I motivi sono due: il primo è che la settimana milanese è un fenomeno completamente spontaneo, che sta crescendo con risorse endogene; il secondo è che l’Italia possiede un background culturale impossibile da riprodurre altrove. Questo Paese andrebbe ricordato, oltre che per i grandi maestri che hanno fatto la storia dell’arte, dell’architettura e del design mondiale, anche per la sua committenza illuminata. Ecco cosa abbiamo davvero di speciale: committenza e capacità produttiva, humus che si rivela fertile anche per i grandi progettisti internazionali, che trovano in Italia quello che non riescono a trovare altrove. Nella settimana del design questi punti di forza dell’azienda italiana, capace di commissionare e produrre eccellenza, firmata dai migliori designer di tutto il mondo, si uniscono e si esibiscono.
La Milano Design Week mostra al mondo, per una settimana all’anno, lo stato del design italiano – e quindi, come si diceva, internazionale – che, nonostante il decennio di crisi economica, appare ancora in buona salute. Secondo il Rapporto Design Economy 2018 della Fondazione Symbola per le Qualità Italiane, l’Italia è al primo posto in Europa per numero di imprese attive nel mondo del Design (29.201 aziende), davanti a Germania, Francia e Regno Unito. Siamo terzi per numero di addetti (48.163 unità) e secondi per fatturato con 4.3 miliardi di euro, con una crescita annuale del +0,8% in controtendenza con la dinamica europea (-1,8%).

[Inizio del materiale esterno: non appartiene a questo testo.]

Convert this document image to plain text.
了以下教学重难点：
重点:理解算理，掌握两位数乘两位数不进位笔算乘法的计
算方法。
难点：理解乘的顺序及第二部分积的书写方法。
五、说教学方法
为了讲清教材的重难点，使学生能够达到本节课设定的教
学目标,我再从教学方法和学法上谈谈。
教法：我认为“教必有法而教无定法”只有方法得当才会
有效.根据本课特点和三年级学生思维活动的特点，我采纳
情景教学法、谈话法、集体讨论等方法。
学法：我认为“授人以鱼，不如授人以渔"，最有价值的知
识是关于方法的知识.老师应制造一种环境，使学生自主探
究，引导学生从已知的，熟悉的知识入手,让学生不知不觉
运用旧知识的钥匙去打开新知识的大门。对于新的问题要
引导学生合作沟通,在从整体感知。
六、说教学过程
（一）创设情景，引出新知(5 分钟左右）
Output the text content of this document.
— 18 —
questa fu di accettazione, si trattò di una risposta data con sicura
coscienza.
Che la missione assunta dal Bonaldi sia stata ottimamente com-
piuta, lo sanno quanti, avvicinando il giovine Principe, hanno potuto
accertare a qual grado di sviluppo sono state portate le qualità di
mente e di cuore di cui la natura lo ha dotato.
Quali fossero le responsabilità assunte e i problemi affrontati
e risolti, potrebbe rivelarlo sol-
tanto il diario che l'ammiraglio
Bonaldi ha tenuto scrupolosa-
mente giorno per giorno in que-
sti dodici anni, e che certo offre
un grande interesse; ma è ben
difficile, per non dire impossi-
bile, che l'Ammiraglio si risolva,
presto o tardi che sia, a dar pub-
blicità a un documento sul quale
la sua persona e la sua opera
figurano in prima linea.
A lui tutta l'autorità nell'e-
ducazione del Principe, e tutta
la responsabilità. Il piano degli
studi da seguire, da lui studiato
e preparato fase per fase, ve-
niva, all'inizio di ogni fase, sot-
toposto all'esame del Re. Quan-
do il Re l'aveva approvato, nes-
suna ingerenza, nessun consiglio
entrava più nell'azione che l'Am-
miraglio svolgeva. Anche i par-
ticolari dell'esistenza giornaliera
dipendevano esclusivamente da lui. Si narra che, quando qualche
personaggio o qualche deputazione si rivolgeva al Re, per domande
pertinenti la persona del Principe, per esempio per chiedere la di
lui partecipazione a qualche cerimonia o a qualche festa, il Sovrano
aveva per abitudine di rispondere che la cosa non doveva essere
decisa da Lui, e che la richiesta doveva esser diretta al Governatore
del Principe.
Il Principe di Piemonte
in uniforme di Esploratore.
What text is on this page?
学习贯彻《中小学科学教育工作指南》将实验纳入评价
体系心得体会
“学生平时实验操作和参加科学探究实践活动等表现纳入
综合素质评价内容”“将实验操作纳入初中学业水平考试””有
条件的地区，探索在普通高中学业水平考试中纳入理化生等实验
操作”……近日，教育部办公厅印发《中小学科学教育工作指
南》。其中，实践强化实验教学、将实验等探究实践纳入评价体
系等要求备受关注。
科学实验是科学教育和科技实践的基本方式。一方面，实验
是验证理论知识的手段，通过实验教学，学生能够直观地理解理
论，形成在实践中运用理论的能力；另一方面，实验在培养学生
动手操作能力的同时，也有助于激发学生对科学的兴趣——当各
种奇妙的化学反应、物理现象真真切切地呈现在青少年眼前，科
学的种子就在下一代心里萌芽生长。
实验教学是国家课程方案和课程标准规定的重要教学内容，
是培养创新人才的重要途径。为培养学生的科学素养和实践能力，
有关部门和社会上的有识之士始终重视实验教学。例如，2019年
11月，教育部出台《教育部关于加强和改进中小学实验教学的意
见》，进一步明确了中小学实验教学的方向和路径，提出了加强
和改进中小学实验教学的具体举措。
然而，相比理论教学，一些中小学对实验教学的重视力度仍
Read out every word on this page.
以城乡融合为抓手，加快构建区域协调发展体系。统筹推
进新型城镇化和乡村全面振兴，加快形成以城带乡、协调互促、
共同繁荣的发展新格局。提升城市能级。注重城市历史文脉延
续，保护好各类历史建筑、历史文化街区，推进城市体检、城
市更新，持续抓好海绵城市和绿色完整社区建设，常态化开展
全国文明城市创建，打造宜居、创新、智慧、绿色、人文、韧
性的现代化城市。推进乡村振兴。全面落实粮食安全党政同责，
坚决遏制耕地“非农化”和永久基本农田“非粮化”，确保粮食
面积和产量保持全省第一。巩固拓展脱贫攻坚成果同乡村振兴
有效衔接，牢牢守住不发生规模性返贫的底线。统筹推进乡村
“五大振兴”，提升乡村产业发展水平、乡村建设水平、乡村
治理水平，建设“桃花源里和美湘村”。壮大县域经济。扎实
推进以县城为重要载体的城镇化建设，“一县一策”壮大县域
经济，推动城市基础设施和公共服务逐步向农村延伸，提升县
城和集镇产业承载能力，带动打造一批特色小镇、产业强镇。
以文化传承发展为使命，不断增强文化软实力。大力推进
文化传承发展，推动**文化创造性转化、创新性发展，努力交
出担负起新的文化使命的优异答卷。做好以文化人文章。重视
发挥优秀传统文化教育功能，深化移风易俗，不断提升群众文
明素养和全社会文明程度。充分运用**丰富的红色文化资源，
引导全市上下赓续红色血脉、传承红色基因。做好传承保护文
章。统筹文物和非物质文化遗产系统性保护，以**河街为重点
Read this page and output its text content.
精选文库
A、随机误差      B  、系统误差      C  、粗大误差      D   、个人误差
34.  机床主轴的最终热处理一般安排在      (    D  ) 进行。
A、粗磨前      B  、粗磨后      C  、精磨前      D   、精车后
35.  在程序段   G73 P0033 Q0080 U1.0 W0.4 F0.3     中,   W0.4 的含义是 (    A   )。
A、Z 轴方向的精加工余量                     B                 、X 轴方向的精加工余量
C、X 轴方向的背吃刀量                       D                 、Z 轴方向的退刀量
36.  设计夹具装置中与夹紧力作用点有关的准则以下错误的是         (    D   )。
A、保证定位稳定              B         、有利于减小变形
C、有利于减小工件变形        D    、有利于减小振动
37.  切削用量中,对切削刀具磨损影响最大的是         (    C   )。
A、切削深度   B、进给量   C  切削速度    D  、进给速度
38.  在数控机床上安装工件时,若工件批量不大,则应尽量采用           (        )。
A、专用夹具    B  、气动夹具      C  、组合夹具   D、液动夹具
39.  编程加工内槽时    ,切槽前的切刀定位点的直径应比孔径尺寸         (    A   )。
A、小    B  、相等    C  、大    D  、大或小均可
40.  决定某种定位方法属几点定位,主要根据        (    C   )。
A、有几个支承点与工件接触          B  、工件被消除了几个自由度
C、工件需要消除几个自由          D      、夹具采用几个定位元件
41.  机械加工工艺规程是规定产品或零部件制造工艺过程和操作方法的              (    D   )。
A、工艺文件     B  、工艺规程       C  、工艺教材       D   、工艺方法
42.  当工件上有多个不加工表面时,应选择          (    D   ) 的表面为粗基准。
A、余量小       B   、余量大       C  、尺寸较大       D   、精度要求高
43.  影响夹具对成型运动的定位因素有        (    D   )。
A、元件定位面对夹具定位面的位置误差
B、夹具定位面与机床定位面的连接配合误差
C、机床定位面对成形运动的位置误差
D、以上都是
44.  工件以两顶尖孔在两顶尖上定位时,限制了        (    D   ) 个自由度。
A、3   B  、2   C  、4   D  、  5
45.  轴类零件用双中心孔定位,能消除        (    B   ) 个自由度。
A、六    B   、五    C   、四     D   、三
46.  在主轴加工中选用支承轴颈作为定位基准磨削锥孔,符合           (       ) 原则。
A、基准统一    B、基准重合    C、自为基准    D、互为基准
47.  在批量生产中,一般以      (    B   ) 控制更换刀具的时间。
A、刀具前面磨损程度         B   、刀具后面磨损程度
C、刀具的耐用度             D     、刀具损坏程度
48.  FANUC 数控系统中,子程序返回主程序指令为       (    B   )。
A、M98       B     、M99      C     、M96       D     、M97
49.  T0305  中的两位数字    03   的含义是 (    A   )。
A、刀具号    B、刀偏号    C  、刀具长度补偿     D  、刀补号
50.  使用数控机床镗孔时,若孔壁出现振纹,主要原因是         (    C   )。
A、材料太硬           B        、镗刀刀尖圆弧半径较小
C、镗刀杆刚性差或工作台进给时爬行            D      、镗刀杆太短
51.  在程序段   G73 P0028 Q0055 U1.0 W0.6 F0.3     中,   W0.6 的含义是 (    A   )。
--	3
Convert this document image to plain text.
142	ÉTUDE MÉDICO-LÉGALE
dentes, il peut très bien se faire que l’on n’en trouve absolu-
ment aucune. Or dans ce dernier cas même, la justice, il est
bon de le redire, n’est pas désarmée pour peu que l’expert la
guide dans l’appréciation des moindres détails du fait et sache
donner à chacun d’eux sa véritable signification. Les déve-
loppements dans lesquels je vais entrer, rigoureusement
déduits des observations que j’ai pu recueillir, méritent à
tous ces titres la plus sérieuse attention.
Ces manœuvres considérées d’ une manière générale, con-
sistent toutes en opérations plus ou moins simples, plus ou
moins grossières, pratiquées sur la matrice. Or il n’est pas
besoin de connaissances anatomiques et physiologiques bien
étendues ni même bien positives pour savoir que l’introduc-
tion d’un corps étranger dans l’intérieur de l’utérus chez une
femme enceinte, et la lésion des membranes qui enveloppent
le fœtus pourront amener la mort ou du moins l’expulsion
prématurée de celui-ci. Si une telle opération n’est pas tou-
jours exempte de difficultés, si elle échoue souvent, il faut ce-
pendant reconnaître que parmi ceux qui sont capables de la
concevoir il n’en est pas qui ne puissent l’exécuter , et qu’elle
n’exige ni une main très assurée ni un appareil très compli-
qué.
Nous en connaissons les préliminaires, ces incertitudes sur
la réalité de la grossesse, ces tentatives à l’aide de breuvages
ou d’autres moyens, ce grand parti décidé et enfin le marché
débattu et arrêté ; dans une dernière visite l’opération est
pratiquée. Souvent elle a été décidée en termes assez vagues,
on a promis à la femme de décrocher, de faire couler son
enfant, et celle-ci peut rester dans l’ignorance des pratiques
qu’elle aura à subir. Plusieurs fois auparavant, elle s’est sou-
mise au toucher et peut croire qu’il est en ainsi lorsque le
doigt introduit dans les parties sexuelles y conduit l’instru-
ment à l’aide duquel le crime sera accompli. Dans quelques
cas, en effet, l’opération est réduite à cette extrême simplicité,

Sebbene il panorama industriale che gravita intorno al mondo del design in dieci anni sia mutato profondamente (imprese storiche hanno cessato di esistere, altre sono state acquisite, oppure sottoposte a severe cure dimagranti o a processi di brand extension per ampliare l’offerta e i mercati, altre ancora sono nate e stanno crescendo) e i leggendari party e vernissage dei primi anni 2000 si siano comprensibilmente ridimensionati, la Design Week ha continuato ad attrarre centinaia di migliaia di persone tra pubblico e addetti ai lavori, tanto che l’area metropolitana di Milano tra Rho, il centro e i distretti dedicati aumenta in questo periodo la sua popolazione di svariate centinaia di migliaia di persone tra allestitori, operatori del settore e dei servizi connessi e pubblico di appassionati.
Se proprio vogliamo trovare un difetto: la liturgia della settimana del design, sommando gli spazi immensi e le migliaia di espositori della Fiera vera e propria al pulviscolo di eventi, mostre, meeting e presentazioni nei distretti milanesi, sta diventando larger than life: la visita media di uno-due giorni non basta per seguire con attenzione anche solo una selezione mirata in questa orgia di iniziative, di inviti, di nuovi prodotti, di performance e special events. Ma è opinione comune che non basterebbe neppure l’intera settimana. D’altra parte, è lo scotto da pagare per la spontaneità e la libertà con cui vengono organizzate le iniziative, e sarebbe limitante (oltre che impraticabile) gestire tutto questo da un’unica cabina di regia, con una curatela generale. Resta però il fatto che nell’overdose delle iniziative e del materiale presentato e discusso, la quantità rischia di prevalere sulla qualità, e il rapporto tra segnale e rumore tende sempre più a sbilanciarsi sul secondo. E proprio in nome della qualità materiale e progettuale – qualità che per essere incisiva e significativa in un’offerta dall’estensione infinita deve necessariamente imporsi, per contrastare il minimo comun denominatore spesso appiattito verso il basso, come elemento distintivo e di ricerca avanzata – sarebbe opportuno che, terminata la breve ma intensa liturgia annuale, si tornasse all’opera nelle successive 51 settimane, tenendo bene in mente alcune questioni fondamentali.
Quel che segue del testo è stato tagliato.